Suppose we want to estimate the effect of reading a given paper on a person. Maybe this is because we want to decide whether to publish a paper, to promote its authors, or whatever. In the first sentence of this paragraph, I sneaked in the generic noun phrase “a person” as if there is a given person, but in fact there is a distribution over persons (possibly current and future, real and fictional) that we care about. A typical approach to this estimation task is to feed the paper to persons who we hope can both represent the intended audience (by being a member, modeling the members, or both) and report their experience (by writing a review with evaluation, advice, or both).
The estimation cannot be perfect as long as the reviewing panel is not exactly same as the audience. In fact, a reviewer may well not be a typical audience member. For example, it is folklore that a research paper should be written for a first-year graduate student, but most reviewers are not first-year graduate students. This can make sense because a skilled and knowledgable reviewer may be able to model a typical audience member without being one. Still, no reviewer or reviewing process is omniscient (or perfectly rational (or perfectly altruistic)). Reviewers could use help—perhaps in the form of oxygen, coffee, or double-blinding.

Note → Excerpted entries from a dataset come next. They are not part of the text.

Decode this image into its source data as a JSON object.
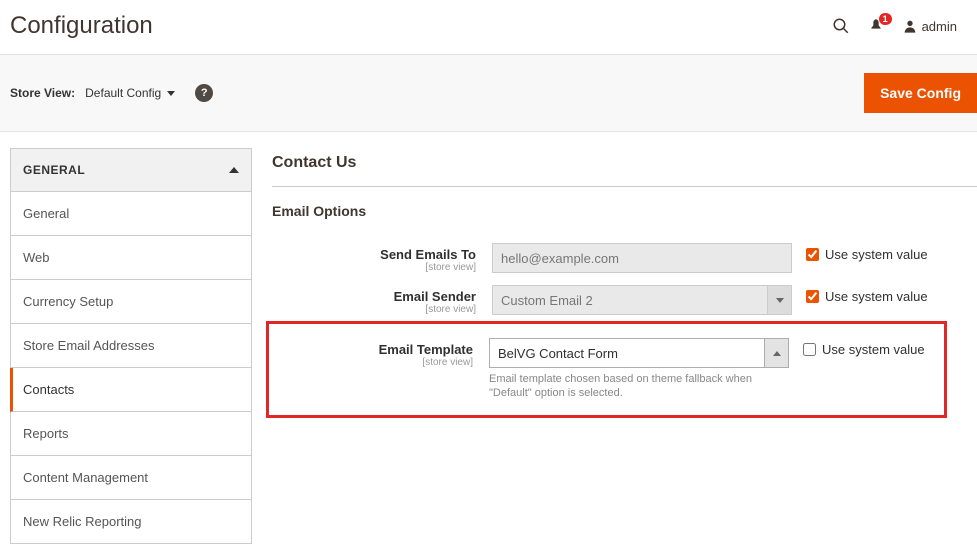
{
  "header": {
    "title": "Configuration",
    "notification_count": "1",
    "username": "admin"
  },
  "toolbar": {
    "store_view_label": "Store View:",
    "store_view_value": "Default Config",
    "save_label": "Save Config"
  },
  "sidebar": {
    "group_label": "GENERAL",
    "items": [
      {
        "label": "General"
      },
      {
        "label": "Web"
      },
      {
        "label": "Currency Setup"
      },
      {
        "label": "Store Email Addresses"
      },
      {
        "label": "Contacts"
      },
      {
        "label": "Reports"
      },
      {
        "label": "Content Management"
      },
      {
        "label": "New Relic Reporting"
      }
    ]
  },
  "main": {
    "section_title": "Contact Us",
    "subsection_title": "Email Options",
    "rows": {
      "send_to": {
        "label": "Send Emails To",
        "scope": "[store view]",
        "value": "hello@example.com",
        "use_system": "Use system value"
      },
      "sender": {
        "label": "Email Sender",
        "scope": "[store view]",
        "value": "Custom Email 2",
        "use_system": "Use system value"
      },
      "template": {
        "label": "Email Template",
        "scope": "[store view]",
        "value": "BelVG Contact Form",
        "hint": "Email template chosen based on theme fallback when \"Default\" option is selected.",
        "use_system": "Use system value"
      }
    }
  }
}
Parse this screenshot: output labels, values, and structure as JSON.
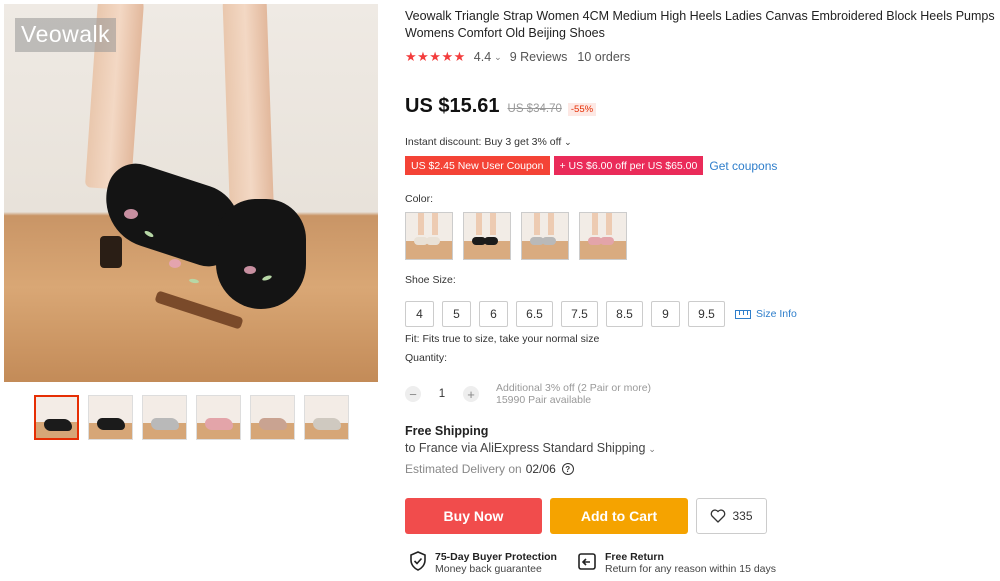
{
  "gallery": {
    "watermark": "Veowalk",
    "thumbnails": [
      {
        "name": "thumb-1",
        "shoe_color": "#1b1b1b"
      },
      {
        "name": "thumb-2",
        "shoe_color": "#1b1b1b"
      },
      {
        "name": "thumb-3",
        "shoe_color": "#b9b9b9"
      },
      {
        "name": "thumb-4",
        "shoe_color": "#e3a4a9"
      },
      {
        "name": "thumb-5",
        "shoe_color": "#c9a391"
      },
      {
        "name": "thumb-6",
        "shoe_color": "#cfc9c0"
      }
    ]
  },
  "product": {
    "title": "Veowalk Triangle Strap Women 4CM Medium High Heels Ladies Canvas Embroidered Block Heels Pumps Womens Comfort Old Beijing Shoes",
    "rating": "4.4",
    "reviews": "9 Reviews",
    "orders": "10 orders",
    "price": "US $15.61",
    "old_price": "US $34.70",
    "discount": "-55%",
    "instant_discount": "Instant discount: Buy 3 get 3% off",
    "coupons": [
      "US $2.45 New User Coupon",
      "+ US $6.00 off per US $65.00"
    ],
    "get_coupons": "Get coupons",
    "color_label": "Color:",
    "colors": [
      "#e9e1d6",
      "#1b1b1b",
      "#b9b9b9",
      "#e3a4a9"
    ],
    "size_label": "Shoe Size:",
    "sizes": [
      "4",
      "5",
      "6",
      "6.5",
      "7.5",
      "8.5",
      "9",
      "9.5"
    ],
    "size_info": "Size Info",
    "fit": "Fit: Fits true to size, take your normal size",
    "quantity_label": "Quantity:",
    "quantity": "1",
    "qty_note_1": "Additional 3% off (2 Pair or more)",
    "qty_note_2": "15990 Pair available"
  },
  "shipping": {
    "title": "Free Shipping",
    "to": "to France via AliExpress Standard Shipping",
    "estimated_label": "Estimated Delivery on",
    "date": "02/06"
  },
  "actions": {
    "buy_now": "Buy Now",
    "add_to_cart": "Add to Cart",
    "wishlist_count": "335"
  },
  "guarantees": [
    {
      "title": "75-Day Buyer Protection",
      "sub": "Money back guarantee",
      "icon": "shield-check-icon"
    },
    {
      "title": "Free Return",
      "sub": "Return for any reason within 15 days",
      "icon": "return-icon"
    }
  ],
  "colors": {
    "accent_red": "#f14c4c",
    "cart_orange": "#f5a300",
    "link_blue": "#2e7ecb",
    "star_red": "#f33c3c"
  }
}
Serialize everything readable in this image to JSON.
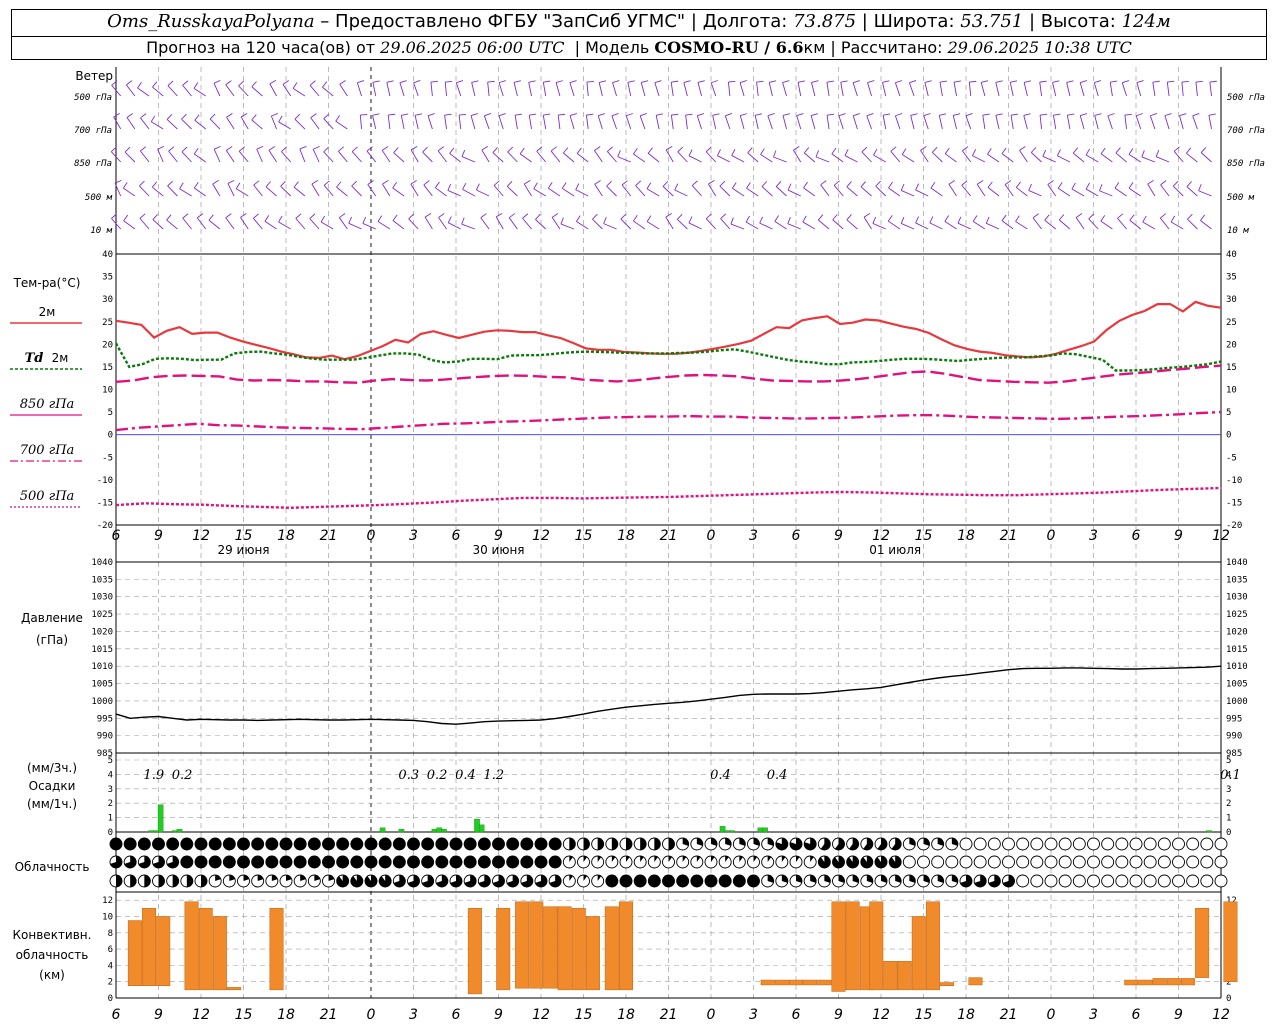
{
  "header": {
    "station": "Oms_RusskayaPolyana",
    "dash": " – ",
    "provider": "Предоставлено ФГБУ \"ЗапСиб УГМС\"",
    "lon_label": "Долгота:",
    "lon": "73.875",
    "lat_label": "Широта:",
    "lat": "53.751",
    "alt_label": "Высота:",
    "alt": "124м",
    "forecast_prefix": "Прогноз на 120 часа(ов) от",
    "run_time": "29.06.2025 06:00 UTC",
    "model_prefix": "Модель",
    "model": "COSMO-RU / 6.6",
    "model_unit": "км",
    "calc_label": "Рассчитано:",
    "calc_time": "29.06.2025 10:38 UTC"
  },
  "panel_labels": {
    "wind": "Ветер",
    "wind_levels": [
      "500 гПа",
      "700 гПа",
      "850 гПа",
      "500 м",
      "10 м"
    ],
    "temp": "Тем-ра(°C)",
    "t2m": "2м",
    "td": "Td",
    "td2m": "2м",
    "t850": "850 гПа",
    "t700": "700 гПа",
    "t500": "500 гПа",
    "pressure": "Давление",
    "pressure_unit": "(гПа)",
    "precip_unit3": "(мм/3ч.)",
    "precip": "Осадки",
    "precip_unit1": "(мм/1ч.)",
    "cloud": "Облачность",
    "conv1": "Конвективн.",
    "conv2": "облачность",
    "conv3": "(км)"
  },
  "colors": {
    "t2m": "#e8383d",
    "td2m": "#0a7a0a",
    "t850": "#e0117f",
    "t700": "#e0117f",
    "t500": "#e0117f",
    "zero_line": "#3030ff",
    "wind": "#7d2cd0",
    "pressure": "#000000",
    "precip": "#22cc22",
    "conv": "#f08a2a",
    "grid": "#a0a0a0"
  },
  "chart_data": [
    {
      "type": "line",
      "title": "Тем-ра(°C)",
      "x_hours": [
        0,
        3,
        6,
        9,
        12,
        15,
        18,
        21,
        24,
        27,
        30,
        33,
        36,
        39,
        42,
        45,
        48,
        51,
        54,
        57,
        60,
        63,
        66,
        69,
        72,
        75,
        78,
        81,
        84,
        87,
        90,
        93,
        96,
        99,
        102,
        105,
        108,
        111,
        114,
        117,
        120,
        123,
        126,
        129,
        132,
        135,
        138,
        141,
        144,
        147,
        150,
        153,
        156,
        159,
        162,
        165,
        168,
        171,
        174,
        177,
        180,
        183,
        186,
        189,
        192,
        195,
        198,
        201,
        204,
        207,
        210,
        213,
        216,
        219,
        222,
        225,
        228,
        231,
        234
      ],
      "ylim": [
        -20,
        40
      ],
      "yticks": [
        40,
        35,
        30,
        25,
        20,
        15,
        10,
        5,
        0,
        -5,
        -10,
        -15,
        -20
      ],
      "series": [
        {
          "name": "2м",
          "key": "t2m",
          "values": [
            25.2,
            24.8,
            24.3,
            21.5,
            23.0,
            23.8,
            22.3,
            22.6,
            22.6,
            21.5,
            20.6,
            19.9,
            19.2,
            18.4,
            17.8,
            17.1,
            17.0,
            17.5,
            16.7,
            17.4,
            18.5,
            19.6,
            21.0,
            20.4,
            22.3,
            22.9,
            22.1,
            21.4,
            22.1,
            22.8,
            23.1,
            23.0,
            22.7,
            22.7,
            22.0,
            21.4,
            20.3,
            19.1,
            18.8,
            18.8,
            18.3,
            18.2,
            18.0,
            17.9,
            17.9,
            18.1,
            18.5,
            19.0,
            19.5,
            20.1,
            20.8,
            22.3,
            23.8,
            23.6,
            25.3,
            25.8,
            26.2,
            24.5,
            24.8,
            25.5,
            25.3,
            24.6,
            23.9,
            23.4,
            22.5,
            21.1,
            19.8,
            19.0,
            18.4,
            18.1,
            17.6,
            17.3,
            17.1,
            17.3,
            17.9,
            18.8,
            19.6,
            20.6,
            23.2,
            25.2,
            26.5,
            27.4,
            28.9,
            28.9,
            27.3,
            29.4,
            28.5,
            28.1
          ]
        },
        {
          "name": "2м",
          "key": "td2m",
          "values": [
            20.2,
            15.0,
            15.6,
            16.8,
            16.9,
            16.8,
            16.5,
            16.6,
            16.6,
            18.0,
            18.3,
            18.4,
            18.0,
            17.7,
            17.2,
            16.8,
            16.6,
            16.6,
            16.6,
            17.0,
            17.5,
            18.0,
            18.0,
            17.7,
            16.5,
            16.0,
            16.2,
            16.8,
            16.8,
            16.7,
            17.5,
            17.6,
            17.6,
            17.8,
            18.1,
            18.3,
            18.4,
            18.3,
            18.2,
            18.1,
            18.0,
            18.0,
            18.0,
            18.1,
            18.2,
            18.4,
            18.7,
            18.9,
            18.4,
            17.8,
            17.2,
            16.6,
            16.2,
            16.0,
            15.6,
            15.6,
            16.0,
            16.1,
            16.3,
            16.6,
            16.8,
            16.8,
            16.7,
            16.5,
            16.3,
            16.6,
            16.8,
            17.0,
            17.1,
            17.1,
            17.3,
            17.5,
            18.0,
            17.8,
            17.2,
            16.6,
            14.2,
            14.2,
            14.3,
            14.5,
            14.8,
            15.0,
            15.3,
            15.6,
            16.2
          ]
        },
        {
          "name": "850 гПа",
          "key": "t850",
          "values": [
            11.7,
            12.0,
            12.7,
            13.0,
            13.1,
            13.0,
            12.9,
            12.2,
            12.0,
            12.1,
            12.0,
            11.8,
            11.8,
            11.6,
            11.5,
            12.0,
            12.3,
            12.1,
            12.0,
            12.2,
            12.5,
            12.8,
            13.0,
            13.1,
            13.0,
            12.8,
            12.7,
            12.2,
            12.0,
            11.8,
            12.0,
            12.4,
            12.8,
            13.1,
            13.2,
            13.1,
            12.9,
            12.4,
            12.0,
            11.9,
            11.8,
            11.8,
            12.0,
            12.3,
            12.8,
            13.3,
            13.8,
            14.0,
            13.5,
            12.8,
            12.1,
            11.9,
            11.7,
            11.6,
            11.5,
            11.8,
            12.3,
            12.8,
            13.3,
            13.6,
            13.9,
            14.3,
            14.6,
            15.0,
            15.3
          ]
        },
        {
          "name": "700 гПа",
          "key": "t700",
          "values": [
            1.0,
            1.5,
            1.8,
            2.1,
            2.4,
            2.1,
            2.0,
            1.8,
            1.6,
            1.5,
            1.4,
            1.3,
            1.2,
            1.5,
            1.8,
            2.1,
            2.4,
            2.5,
            2.7,
            2.9,
            3.0,
            3.2,
            3.4,
            3.6,
            3.8,
            3.9,
            4.0,
            4.0,
            4.1,
            4.0,
            4.0,
            3.8,
            3.7,
            3.6,
            3.6,
            3.7,
            3.8,
            4.0,
            4.2,
            4.3,
            4.3,
            4.1,
            3.9,
            3.8,
            3.7,
            3.6,
            3.5,
            3.6,
            3.8,
            4.0,
            4.1,
            4.3,
            4.5,
            4.8,
            5.0
          ]
        },
        {
          "name": "500 гПа",
          "key": "t500",
          "values": [
            -15.6,
            -15.2,
            -15.4,
            -15.5,
            -15.8,
            -16.0,
            -16.2,
            -16.0,
            -15.8,
            -15.6,
            -15.3,
            -15.0,
            -14.6,
            -14.3,
            -14.0,
            -14.0,
            -14.1,
            -14.0,
            -13.9,
            -13.8,
            -13.6,
            -13.4,
            -13.2,
            -13.0,
            -12.8,
            -12.7,
            -12.8,
            -13.0,
            -13.2,
            -13.3,
            -13.4,
            -13.4,
            -13.2,
            -13.0,
            -12.8,
            -12.5,
            -12.2,
            -12.0,
            -11.8
          ]
        }
      ],
      "legend": [
        "2м",
        "Td 2м",
        "850 гПа",
        "700 гПа",
        "500 гПа"
      ]
    },
    {
      "type": "line",
      "title": "Давление",
      "ylabel": "(гПа)",
      "ylim": [
        985,
        1040
      ],
      "yticks": [
        1040,
        1035,
        1030,
        1025,
        1020,
        1015,
        1010,
        1005,
        1000,
        995,
        990,
        985
      ],
      "series": [
        {
          "name": "Давление",
          "values": [
            996.2,
            995.0,
            995.3,
            995.5,
            995.0,
            994.5,
            994.7,
            994.6,
            994.5,
            994.5,
            994.4,
            994.5,
            994.6,
            994.7,
            994.6,
            994.5,
            994.5,
            994.6,
            994.7,
            994.6,
            994.5,
            994.4,
            994.0,
            993.5,
            993.3,
            993.6,
            994.0,
            994.2,
            994.3,
            994.4,
            994.5,
            994.9,
            995.5,
            996.2,
            997.0,
            997.6,
            998.2,
            998.6,
            999.0,
            999.3,
            999.6,
            1000.0,
            1000.5,
            1001.0,
            1001.6,
            1001.9,
            1002.0,
            1002.0,
            1002.0,
            1002.1,
            1002.4,
            1002.8,
            1003.2,
            1003.5,
            1003.9,
            1004.6,
            1005.3,
            1006.0,
            1006.6,
            1007.1,
            1007.5,
            1008.0,
            1008.5,
            1009.0,
            1009.3,
            1009.4,
            1009.4,
            1009.5,
            1009.5,
            1009.4,
            1009.3,
            1009.2,
            1009.2,
            1009.3,
            1009.4,
            1009.5,
            1009.6,
            1009.7,
            1010.0
          ]
        }
      ]
    },
    {
      "type": "bar",
      "title": "Осадки",
      "ylim": [
        0,
        5
      ],
      "yticks": [
        5,
        4,
        3,
        2,
        1,
        0
      ],
      "sum3h_labels": [
        {
          "h": 8,
          "text": "1.9"
        },
        {
          "h": 14,
          "text": "0.2"
        },
        {
          "h": 62,
          "text": "0.3"
        },
        {
          "h": 68,
          "text": "0.2"
        },
        {
          "h": 74,
          "text": "0.4"
        },
        {
          "h": 80,
          "text": "1.2"
        },
        {
          "h": 128,
          "text": "0.4"
        },
        {
          "h": 140,
          "text": "0.4"
        },
        {
          "h": 236,
          "text": "0.1"
        }
      ],
      "hourly_values": [
        0,
        0,
        0,
        0,
        0,
        0,
        0,
        0.1,
        0.1,
        1.9,
        0,
        0,
        0.1,
        0.2,
        0,
        0,
        0,
        0,
        0,
        0,
        0,
        0,
        0,
        0,
        0,
        0,
        0,
        0,
        0,
        0,
        0,
        0,
        0,
        0,
        0,
        0,
        0,
        0,
        0,
        0,
        0,
        0,
        0,
        0,
        0,
        0,
        0,
        0,
        0,
        0,
        0,
        0,
        0,
        0,
        0,
        0,
        0.3,
        0,
        0,
        0,
        0.2,
        0,
        0,
        0,
        0,
        0,
        0,
        0.2,
        0.3,
        0.2,
        0,
        0,
        0,
        0,
        0,
        0,
        0.9,
        0.5,
        0,
        0,
        0,
        0,
        0,
        0,
        0,
        0,
        0,
        0,
        0,
        0,
        0,
        0,
        0,
        0,
        0,
        0,
        0,
        0,
        0,
        0,
        0,
        0,
        0,
        0,
        0,
        0,
        0,
        0,
        0,
        0,
        0,
        0,
        0,
        0,
        0,
        0,
        0,
        0,
        0,
        0,
        0,
        0,
        0,
        0,
        0,
        0,
        0,
        0,
        0.4,
        0.1,
        0.1,
        0,
        0,
        0,
        0,
        0,
        0.3,
        0.3,
        0,
        0,
        0,
        0,
        0,
        0,
        0,
        0,
        0,
        0,
        0,
        0,
        0,
        0,
        0,
        0,
        0,
        0,
        0,
        0,
        0,
        0,
        0,
        0,
        0,
        0,
        0,
        0,
        0,
        0,
        0,
        0,
        0,
        0,
        0,
        0,
        0,
        0,
        0,
        0,
        0,
        0,
        0,
        0,
        0,
        0,
        0,
        0,
        0,
        0,
        0,
        0,
        0,
        0,
        0,
        0,
        0,
        0,
        0,
        0,
        0,
        0,
        0,
        0,
        0,
        0,
        0,
        0,
        0,
        0,
        0,
        0,
        0,
        0,
        0,
        0,
        0,
        0,
        0,
        0,
        0,
        0,
        0,
        0,
        0,
        0,
        0,
        0,
        0,
        0,
        0,
        0,
        0,
        0.1,
        0,
        0,
        0,
        0,
        0,
        0,
        0,
        0
      ]
    },
    {
      "type": "bar",
      "title": "Конвективн. облачность",
      "ylabel": "(км)",
      "ylim": [
        0,
        13
      ],
      "yticks": [
        12,
        10,
        8,
        6,
        4,
        2,
        0
      ],
      "bars": [
        {
          "h": 4,
          "base": 1.5,
          "top": 9.5
        },
        {
          "h": 7,
          "base": 1.5,
          "top": 11.0
        },
        {
          "h": 10,
          "base": 1.5,
          "top": 10.0
        },
        {
          "h": 16,
          "base": 1.0,
          "top": 11.8
        },
        {
          "h": 19,
          "base": 1.0,
          "top": 11.0
        },
        {
          "h": 22,
          "base": 1.0,
          "top": 10.0
        },
        {
          "h": 25,
          "base": 1.0,
          "top": 1.3
        },
        {
          "h": 34,
          "base": 1.0,
          "top": 11.0
        },
        {
          "h": 76,
          "base": 0.5,
          "top": 11.0
        },
        {
          "h": 82,
          "base": 1.0,
          "top": 11.0
        },
        {
          "h": 86,
          "base": 1.2,
          "top": 11.8
        },
        {
          "h": 89,
          "base": 1.2,
          "top": 11.8
        },
        {
          "h": 92,
          "base": 1.2,
          "top": 11.2
        },
        {
          "h": 95,
          "base": 1.0,
          "top": 11.2
        },
        {
          "h": 98,
          "base": 1.0,
          "top": 11.0
        },
        {
          "h": 101,
          "base": 1.0,
          "top": 10.0
        },
        {
          "h": 105,
          "base": 1.0,
          "top": 11.2
        },
        {
          "h": 108,
          "base": 1.0,
          "top": 11.8
        },
        {
          "h": 138,
          "base": 1.6,
          "top": 2.2
        },
        {
          "h": 141,
          "base": 1.6,
          "top": 2.2
        },
        {
          "h": 144,
          "base": 1.6,
          "top": 2.2
        },
        {
          "h": 147,
          "base": 1.6,
          "top": 2.2
        },
        {
          "h": 150,
          "base": 1.6,
          "top": 2.2
        },
        {
          "h": 153,
          "base": 0.8,
          "top": 11.8
        },
        {
          "h": 156,
          "base": 1.0,
          "top": 11.8
        },
        {
          "h": 159,
          "base": 1.0,
          "top": 11.2
        },
        {
          "h": 161,
          "base": 1.0,
          "top": 11.8
        },
        {
          "h": 164,
          "base": 1.0,
          "top": 4.5
        },
        {
          "h": 167,
          "base": 1.0,
          "top": 4.5
        },
        {
          "h": 170,
          "base": 1.0,
          "top": 10.0
        },
        {
          "h": 173,
          "base": 1.0,
          "top": 11.8
        },
        {
          "h": 176,
          "base": 1.5,
          "top": 1.9
        },
        {
          "h": 182,
          "base": 1.6,
          "top": 2.5
        },
        {
          "h": 215,
          "base": 1.6,
          "top": 2.2
        },
        {
          "h": 218,
          "base": 1.6,
          "top": 2.2
        },
        {
          "h": 221,
          "base": 1.6,
          "top": 2.4
        },
        {
          "h": 224,
          "base": 1.6,
          "top": 2.4
        },
        {
          "h": 227,
          "base": 1.6,
          "top": 2.4
        },
        {
          "h": 230,
          "base": 2.5,
          "top": 11.0
        },
        {
          "h": 236,
          "base": 2.0,
          "top": 11.8
        }
      ]
    }
  ],
  "time_axis": {
    "hour_labels": [
      "6",
      "9",
      "12",
      "15",
      "18",
      "21",
      "0",
      "3",
      "6",
      "9",
      "12",
      "15",
      "18",
      "21",
      "0",
      "3",
      "6",
      "9",
      "12",
      "15",
      "18",
      "21",
      "0",
      "3",
      "6",
      "9",
      "12"
    ],
    "dates": [
      "29 июня",
      "30 июня",
      "01 июля"
    ]
  }
}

On this view, I expect (which is not to say that others should expect) double-blinding to help if our intended audience contains lots of people who don’t know the authors and their research trajectories, so that a reviewer could better model how those people would react to the paper. As I said above, the precise audience is hard to pin down, but those people might include first-year graduate students as well as the fictional reader named “model-theoretic semantics” who evaluates a paper for “truth”.